Joan Pons Laplana is a senior digital charge nurse working on the frontline in an intensive care unit treating coronavirus patients at Sheffield Teaching Hospital in the north of England.
Like many of his colleagues in the state-run National Health Service (NHS), the 45-year-old medic is not British.
The Spanish national works alongside people from Germany, Italy, Portugal, Philippines and India, as well as those from the UK.
“Sometimes the most difficult accents to understand are the British ones,” Laplana, who has lived in the UK for 20 years, told AFP.
The international mix of staff at Sheffield is far from untypical in British hospitals.
Parliamentary figures published last July show that some 153,000 workers out of 1.2 million NHS staff are non-British.
“This is 13.1 percent of all staff for whom a nationality is known, or just over one in eight,” it reported.
“Between them, these staff hold 200 different non-British nationalities.
Around 65,000 are nationals of other European Union countries—5.5 percent of NHS staff in England.
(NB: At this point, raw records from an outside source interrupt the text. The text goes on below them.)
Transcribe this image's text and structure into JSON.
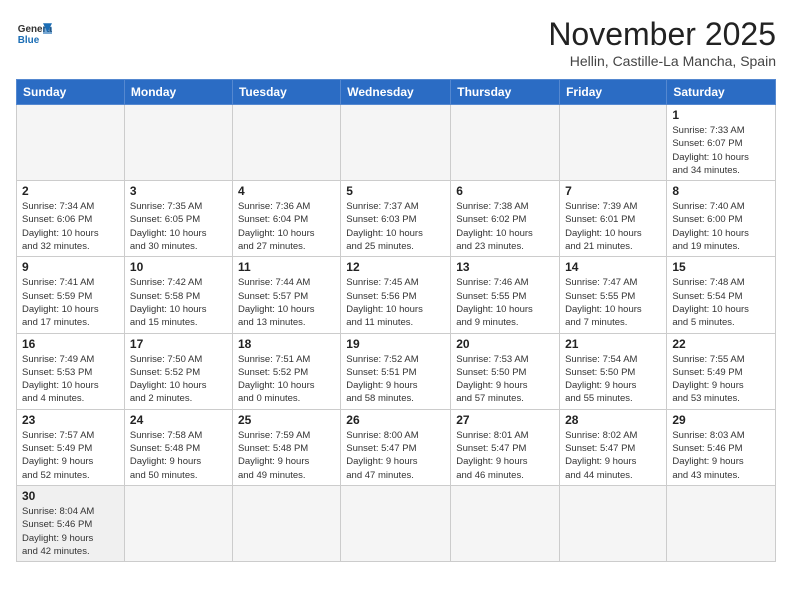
{
  "header": {
    "logo_text_general": "General",
    "logo_text_blue": "Blue",
    "month_title": "November 2025",
    "location": "Hellin, Castille-La Mancha, Spain"
  },
  "weekdays": [
    "Sunday",
    "Monday",
    "Tuesday",
    "Wednesday",
    "Thursday",
    "Friday",
    "Saturday"
  ],
  "weeks": [
    [
      {
        "day": "",
        "info": ""
      },
      {
        "day": "",
        "info": ""
      },
      {
        "day": "",
        "info": ""
      },
      {
        "day": "",
        "info": ""
      },
      {
        "day": "",
        "info": ""
      },
      {
        "day": "",
        "info": ""
      },
      {
        "day": "1",
        "info": "Sunrise: 7:33 AM\nSunset: 6:07 PM\nDaylight: 10 hours\nand 34 minutes."
      }
    ],
    [
      {
        "day": "2",
        "info": "Sunrise: 7:34 AM\nSunset: 6:06 PM\nDaylight: 10 hours\nand 32 minutes."
      },
      {
        "day": "3",
        "info": "Sunrise: 7:35 AM\nSunset: 6:05 PM\nDaylight: 10 hours\nand 30 minutes."
      },
      {
        "day": "4",
        "info": "Sunrise: 7:36 AM\nSunset: 6:04 PM\nDaylight: 10 hours\nand 27 minutes."
      },
      {
        "day": "5",
        "info": "Sunrise: 7:37 AM\nSunset: 6:03 PM\nDaylight: 10 hours\nand 25 minutes."
      },
      {
        "day": "6",
        "info": "Sunrise: 7:38 AM\nSunset: 6:02 PM\nDaylight: 10 hours\nand 23 minutes."
      },
      {
        "day": "7",
        "info": "Sunrise: 7:39 AM\nSunset: 6:01 PM\nDaylight: 10 hours\nand 21 minutes."
      },
      {
        "day": "8",
        "info": "Sunrise: 7:40 AM\nSunset: 6:00 PM\nDaylight: 10 hours\nand 19 minutes."
      }
    ],
    [
      {
        "day": "9",
        "info": "Sunrise: 7:41 AM\nSunset: 5:59 PM\nDaylight: 10 hours\nand 17 minutes."
      },
      {
        "day": "10",
        "info": "Sunrise: 7:42 AM\nSunset: 5:58 PM\nDaylight: 10 hours\nand 15 minutes."
      },
      {
        "day": "11",
        "info": "Sunrise: 7:44 AM\nSunset: 5:57 PM\nDaylight: 10 hours\nand 13 minutes."
      },
      {
        "day": "12",
        "info": "Sunrise: 7:45 AM\nSunset: 5:56 PM\nDaylight: 10 hours\nand 11 minutes."
      },
      {
        "day": "13",
        "info": "Sunrise: 7:46 AM\nSunset: 5:55 PM\nDaylight: 10 hours\nand 9 minutes."
      },
      {
        "day": "14",
        "info": "Sunrise: 7:47 AM\nSunset: 5:55 PM\nDaylight: 10 hours\nand 7 minutes."
      },
      {
        "day": "15",
        "info": "Sunrise: 7:48 AM\nSunset: 5:54 PM\nDaylight: 10 hours\nand 5 minutes."
      }
    ],
    [
      {
        "day": "16",
        "info": "Sunrise: 7:49 AM\nSunset: 5:53 PM\nDaylight: 10 hours\nand 4 minutes."
      },
      {
        "day": "17",
        "info": "Sunrise: 7:50 AM\nSunset: 5:52 PM\nDaylight: 10 hours\nand 2 minutes."
      },
      {
        "day": "18",
        "info": "Sunrise: 7:51 AM\nSunset: 5:52 PM\nDaylight: 10 hours\nand 0 minutes."
      },
      {
        "day": "19",
        "info": "Sunrise: 7:52 AM\nSunset: 5:51 PM\nDaylight: 9 hours\nand 58 minutes."
      },
      {
        "day": "20",
        "info": "Sunrise: 7:53 AM\nSunset: 5:50 PM\nDaylight: 9 hours\nand 57 minutes."
      },
      {
        "day": "21",
        "info": "Sunrise: 7:54 AM\nSunset: 5:50 PM\nDaylight: 9 hours\nand 55 minutes."
      },
      {
        "day": "22",
        "info": "Sunrise: 7:55 AM\nSunset: 5:49 PM\nDaylight: 9 hours\nand 53 minutes."
      }
    ],
    [
      {
        "day": "23",
        "info": "Sunrise: 7:57 AM\nSunset: 5:49 PM\nDaylight: 9 hours\nand 52 minutes."
      },
      {
        "day": "24",
        "info": "Sunrise: 7:58 AM\nSunset: 5:48 PM\nDaylight: 9 hours\nand 50 minutes."
      },
      {
        "day": "25",
        "info": "Sunrise: 7:59 AM\nSunset: 5:48 PM\nDaylight: 9 hours\nand 49 minutes."
      },
      {
        "day": "26",
        "info": "Sunrise: 8:00 AM\nSunset: 5:47 PM\nDaylight: 9 hours\nand 47 minutes."
      },
      {
        "day": "27",
        "info": "Sunrise: 8:01 AM\nSunset: 5:47 PM\nDaylight: 9 hours\nand 46 minutes."
      },
      {
        "day": "28",
        "info": "Sunrise: 8:02 AM\nSunset: 5:47 PM\nDaylight: 9 hours\nand 44 minutes."
      },
      {
        "day": "29",
        "info": "Sunrise: 8:03 AM\nSunset: 5:46 PM\nDaylight: 9 hours\nand 43 minutes."
      }
    ],
    [
      {
        "day": "30",
        "info": "Sunrise: 8:04 AM\nSunset: 5:46 PM\nDaylight: 9 hours\nand 42 minutes."
      },
      {
        "day": "",
        "info": ""
      },
      {
        "day": "",
        "info": ""
      },
      {
        "day": "",
        "info": ""
      },
      {
        "day": "",
        "info": ""
      },
      {
        "day": "",
        "info": ""
      },
      {
        "day": "",
        "info": ""
      }
    ]
  ]
}
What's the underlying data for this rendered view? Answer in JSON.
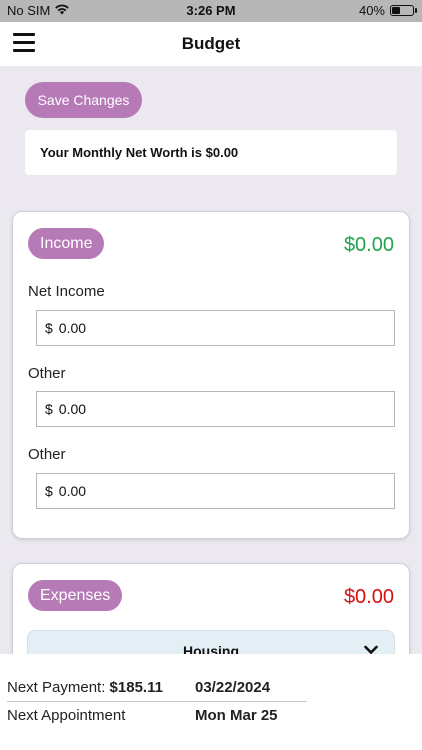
{
  "status_bar": {
    "carrier": "No SIM",
    "time": "3:26 PM",
    "battery": "40%",
    "battery_level": 0.4
  },
  "nav": {
    "title": "Budget"
  },
  "save_label": "Save Changes",
  "net_worth": "Your Monthly Net Worth is $0.00",
  "income": {
    "label": "Income",
    "total": "$0.00",
    "fields": [
      {
        "label": "Net Income",
        "currency": "$",
        "value": "0.00"
      },
      {
        "label": "Other",
        "currency": "$",
        "value": "0.00"
      },
      {
        "label": "Other",
        "currency": "$",
        "value": "0.00"
      }
    ]
  },
  "expenses": {
    "label": "Expenses",
    "total": "$0.00",
    "categories": [
      {
        "label": "Housing"
      }
    ]
  },
  "footer": {
    "payment_label": "Next Payment:",
    "payment_amount": "$185.11",
    "payment_date": "03/22/2024",
    "appointment_label": "Next Appointment",
    "appointment_date": "Mon Mar 25"
  },
  "colors": {
    "accent": "#b67ab7",
    "income_total": "#1fa54c",
    "expense_total": "#d90f0f",
    "background": "#ebe8f0"
  }
}
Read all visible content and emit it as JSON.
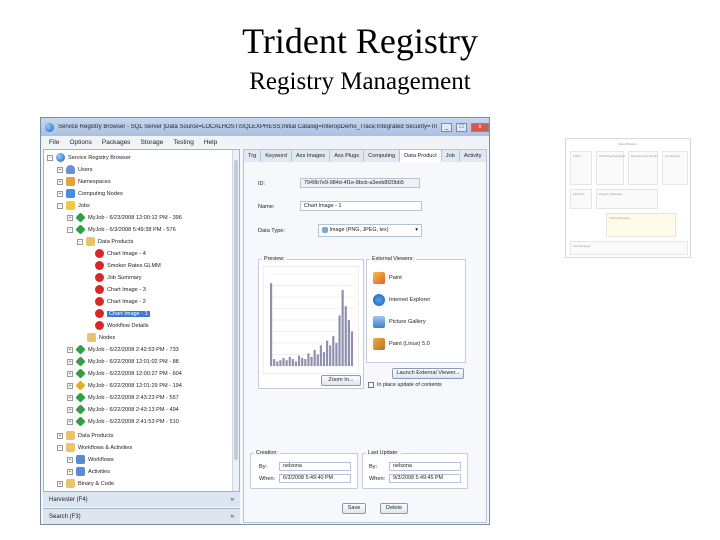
{
  "slide": {
    "title": "Trident Registry",
    "subtitle": "Registry Management"
  },
  "window": {
    "title": "Service Registry Browser - SQL Server [Data Source=LOCALHOST\\SQLEXPRESS;Initial Catalog=InteropDemo_Trace;Integrated Security=True]",
    "min": "_",
    "max": "□",
    "close": "x"
  },
  "menu": [
    "File",
    "Options",
    "Packages",
    "Storage",
    "Testing",
    "Help"
  ],
  "tree": {
    "root": "Service Registry Browser",
    "users": "Users",
    "namespaces": "Namespaces",
    "nodes": "Computing Nodes",
    "jobs": "Jobs",
    "job1": "MyJob - 6/23/2008 12:00:12 PM - 396",
    "job2": "MyJob - 6/3/2008 5:49:38 PM - 576",
    "data_products": "Data Products",
    "dp_items": [
      "Chart Image - 4",
      "Smoker Rates GLMM",
      "Job Summary",
      "Chart Image - 3",
      "Chart Image - 2",
      "Chart Image - 1",
      "Workflow Details"
    ],
    "nodes_child": "Nodes",
    "jobs_more": [
      "MyJob - 6/22/2008 2:42:53 PM - 733",
      "MyJob - 6/22/2008 12:01:02 PM - 88",
      "MyJob - 6/22/2008 12:00:27 PM - 604",
      "MyJob - 6/22/2008 12:01:29 PM - 194",
      "MyJob - 6/22/2008 2:43:23 PM - 557",
      "MyJob - 6/22/2008 2:43:13 PM - 494",
      "MyJob - 6/22/2008 2:41:53 PM - 510"
    ],
    "data_products_root": "Data Products",
    "workflows": "Workflows & Activities",
    "workflows_items": [
      "Workflows",
      "Activities"
    ],
    "binary": "Binary & Code"
  },
  "panels": {
    "harvester": "Harvester (F4)",
    "search": "Search (F3)",
    "chevron": "»"
  },
  "tabs": [
    "Trg",
    "Keyword",
    "Ass Images",
    "Ass Plugs",
    "Computing",
    "Data Product",
    "Job",
    "Activity"
  ],
  "detail": {
    "id_label": "ID:",
    "id_value": "7949b7e9-984d-4f1e-8bcb-a3eeb8f20bb5",
    "name_label": "Name:",
    "name_value": "Chart Image - 1",
    "type_label": "Data Type:",
    "type_value": "Image (PNG, JPEG, tex)",
    "preview_label": "Preview:",
    "ext_label": "External Viewers:",
    "viewers": [
      "Paint",
      "Internet Explorer",
      "Picture Gallery",
      "Paint (Linux) 5.0"
    ],
    "zoom": "Zoom In...",
    "launch": "Launch External Viewer...",
    "inplace": "In place update of contents",
    "created_label": "Creation:",
    "created_by_label": "By:",
    "created_by": "nelsona",
    "created_when_label": "When:",
    "created_when": "6/3/2008 5:49:40 PM",
    "updated_label": "Last Update:",
    "updated_by_label": "By:",
    "updated_by": "nelsona",
    "updated_when_label": "When:",
    "updated_when": "9/3/2008 5:49:45 PM",
    "save": "Save",
    "delete": "Delete"
  },
  "preview_chart": {
    "values": [
      72,
      6,
      4,
      5,
      7,
      5,
      8,
      6,
      4,
      9,
      7,
      6,
      11,
      8,
      14,
      10,
      18,
      12,
      22,
      18,
      26,
      20,
      44,
      66,
      52,
      40,
      30
    ]
  },
  "thumbnail": {
    "title": "Client/Platform",
    "boxes": [
      "Client",
      "Workflow Packages",
      "Management Studio",
      "Community",
      "Services",
      "Registry Manager",
      "Trident Registry",
      "Job Manager"
    ]
  },
  "colors": {
    "accent": "#3a7bd5",
    "titlebar": "#b7cce8",
    "bar": "#8f8fae"
  }
}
Around 52,000 staff are Asian nationals, according tot the parliamentary figures.
Among the most common 16 nationalities of people working for the NHS were Indian (21,207), Nigerians (6,770) and Zimbabweans (4,049).
In addition, the health service think tank the King’s Fund, calculates that beyond the NHS, around one in six of the 1.5 million people working in adult social care, in the private sector, are from overseas.
“The NHS depends on the important contribution that they (overseas workers) make,” said Alex Baylis, assistant director of policy at King’s.
“This has come into sharp focus in recent weeks, as all NHS staff have gone above and beyond the call of duty to look after patients who are ill with coronavirus.”
Foreign staff
The contribution of the NHS, like health workers globally elsewhere, has been lauded during the coronavirus pandemic.
However, in the UK the role of non-British workers, and particularly those from the European Union, has been brought into sharp focus because of Brexit, where immigration was a key issue.
Britain is reliant on such workers at a time when the future of many of those people to remain in the country is uncertain after the country left the EU in January.
“Nobody has asked me where I come from in the last few weeks,” said Laplana who spoke out publicly against Brexit following the 2016 referendum.
The government said on Wednesday that 69 NHS workers have died during the outbreak, including those from overseas.
They include Alice Sarupinda, a nurse from Zimbabwe, and Jenelyn Carter a healthcare assistant from the Philippines.
Since the 2016 referendum set Britain on a turbulent path to leaving the EU, there have been doubts about how the NHS will cope with any potential exodus of staff as a result.
Freedom of Information figures published in November revealed that in three years since the referendum, more than 11,600 NHS staff from the EU had left the UK, including 4,783 nurses.
Coupled with an election pledge by Boris Johnson’s government to spend an extra almost £34 billion (38 billion euros, $42 billion) a year on the NHS, questions have been raised about how workforce gaps could be plugged.
“Regardless of Brexit, the NHS will continue to need staff from overseas,” adds Baylis.
“With almost 100,000 vacancies, ethical international recruitment is the only realistic option for addressing the NHS’s staffing shortfall for at least the next five years.”
Policy shift
Already the urgency of coronavirus has seen a shift in government policy.
Last month, the Home Office announced that 2,800 frontline NHS workers, whose visas are due to expire this year, would be extended for 12 months free of charge so they could “focus on fighting coronavirus”.
But political opponents say that is not enough.
The Liberal Democrats this week called on ministers “to give all foreign nationals working in the NHS and social care indefinite leave to remain in the UK”.
The King’s Fund has also called on the government to waive an annual surcharge, set to increase to £625 this year, payable by overseas NHS workers so they can access the healthcare services they help deliver.
Post coronavirus, it is clear that the treatment of international NHS workers will become a major political topic in the UK.
In a country where a weekly round of applause is held for NHS and other frontline workers, it would take a brave government to deny healthcare staff improved living and working rights and conditions.
But Laplana is unconvinced.
He said that for his two decades in the UK he did not consider himself a foreigner but “Brexit put an end to that”.